A juventude de hoje está imersa em um caldo de cultura que valoriza a conquista do sucesso a qualquer custo. Em uma sociedade caracterizada pela vulgarização da violência, coexistem fatores que influenciam rapazes e moças a cometer, sofrer ou testemunhar atos de violência física ou moral. Prolifera nos educandários de diferentes níveis de ensino a prática do bullying, dos trotes vexatórios e das brigas entre grupos de escolares de diferentes escolas.

O bullying pode ser definido como "atitudes de violência física ou psicológica, que ocorrem sem motivação evidente, praticadas contra pessoas com o objetivo de intimidá-las ou agredi-las, causando dor e angústia". Segundo psicólogos estudiosos do assunto, a adolescência é período da autoafirmação, do culto da virilidade e do predomínio da opinião do grupo sobre a vontade do indivíduo. É a fase em que os jovens adolescentes de ambos os sexos procuram exibir-se perante seus colegas ou amigos, praticando atos duvidosos ou de flagrante agressividade. Estudiosos da matéria afirmam que os agressores têm geralmente personalidades autoritárias, combinadas com forte necessidade de controlar ou dominar seus semelhantes.

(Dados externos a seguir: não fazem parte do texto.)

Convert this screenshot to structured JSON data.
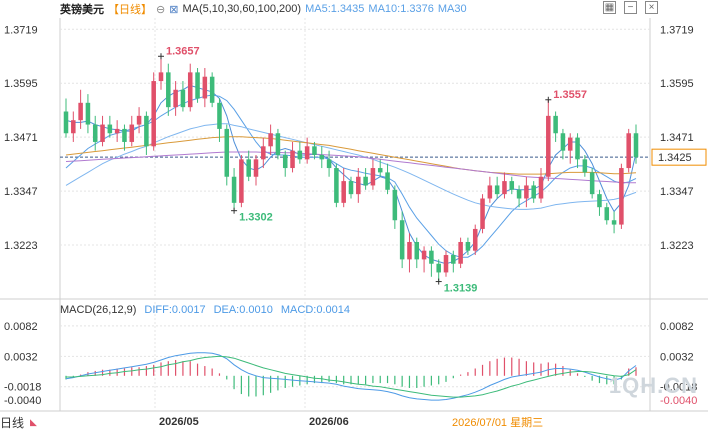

Há cerca de três anos, importante estudo realizado por entidade estatal em parceria com órgão da Organização Mundial da Saúde, desmistificou algumas das causas usualmente apontadas da violência infanto-juvenil no Distrito Federal. Pesquisa realizada com mais de mil jovens do DF, apontou, por ordem de importância, os principais fatores determinantes da violência interpessoal entre os jovens de nossas cidades e setores, incluindo o Plano Piloto. Em primeiro lugar, o estudo aponta o fator pessoal como o mais importante gerador da violência. Os fatores comportamentais de ordem pessoal que mais influenciam os jovens a cometer atos de violência física contra alguém são: utilização de arma de fogo; porte de arma de fogo; uso de cocaína e de outras drogas ilícitas; indivíduo de sexo masculino como agente da agressão; uso abusivo de bebida alcoólica; falta de referência pessoal, pois a ausência de um modelo positivo no qual o jovem poderia se espelhar, muitas vezes propicia a atitude agressiva.

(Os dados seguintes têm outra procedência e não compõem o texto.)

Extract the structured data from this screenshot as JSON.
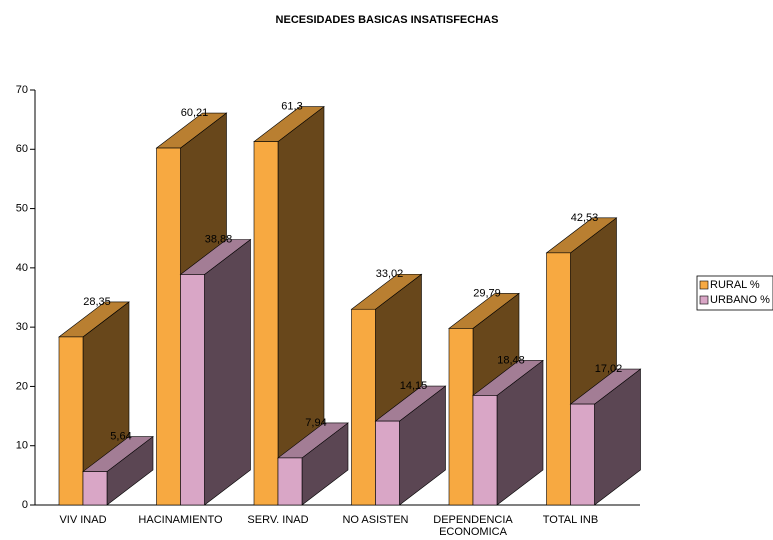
{
  "chart_data": {
    "type": "bar3d",
    "title": "NECESIDADES BASICAS INSATISFECHAS",
    "categories": [
      "VIV INAD",
      "HACINAMIENTO",
      "SERV. INAD",
      "NO ASISTEN",
      "DEPENDENCIA ECONOMICA",
      "TOTAL INB"
    ],
    "series": [
      {
        "name": "RURAL %",
        "color": "#f7a941",
        "values": [
          28.35,
          60.21,
          61.3,
          33.02,
          29.79,
          42.53
        ],
        "value_labels": [
          "28,35",
          "60,21",
          "61,3",
          "33,02",
          "29,79",
          "42,53"
        ]
      },
      {
        "name": "URBANO %",
        "color": "#d9a6c6",
        "values": [
          5.64,
          38.88,
          7.94,
          14.15,
          18.48,
          17.02
        ],
        "value_labels": [
          "5,64",
          "38,88",
          "7,94",
          "14,15",
          "18,48",
          "17,02"
        ]
      }
    ],
    "ylim": [
      0,
      70
    ],
    "yticks": [
      0,
      10,
      20,
      30,
      40,
      50,
      60,
      70
    ],
    "grid": false,
    "legend": "right"
  }
}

Existe ainda o fator familiar. A ausência da figura do pai e a concentração afetiva na figura da mãe deixa o jovem sem o referencial paterno. A mãe simboliza o amor; o pai, a ordem e o respeito à lei. Com ele ausente no quotidiano do lar, o jovem tende a substituir a figura paterna por outras e, na pior das hipóteses, por marginais que convivem com ele na comunidade. A pesquisa revelou que a educação é um dos melhores antídotos contra a violência. A reprovação escolar aumenta a propensão de o jovem tornar-se violento. Para cada ano de reprovação adicional, aumentam as chances de o repetente transformar-se em pessoa violenta. A sociedade civil e o Estado têm que se unir para minimizar a violência entre os jovens. Família, Escola, Mídia e Comunidade Organizada necessitam articular-se.

*Saulo Santiago, Presidente do Conselho Comunitário de Segurança de Brasília.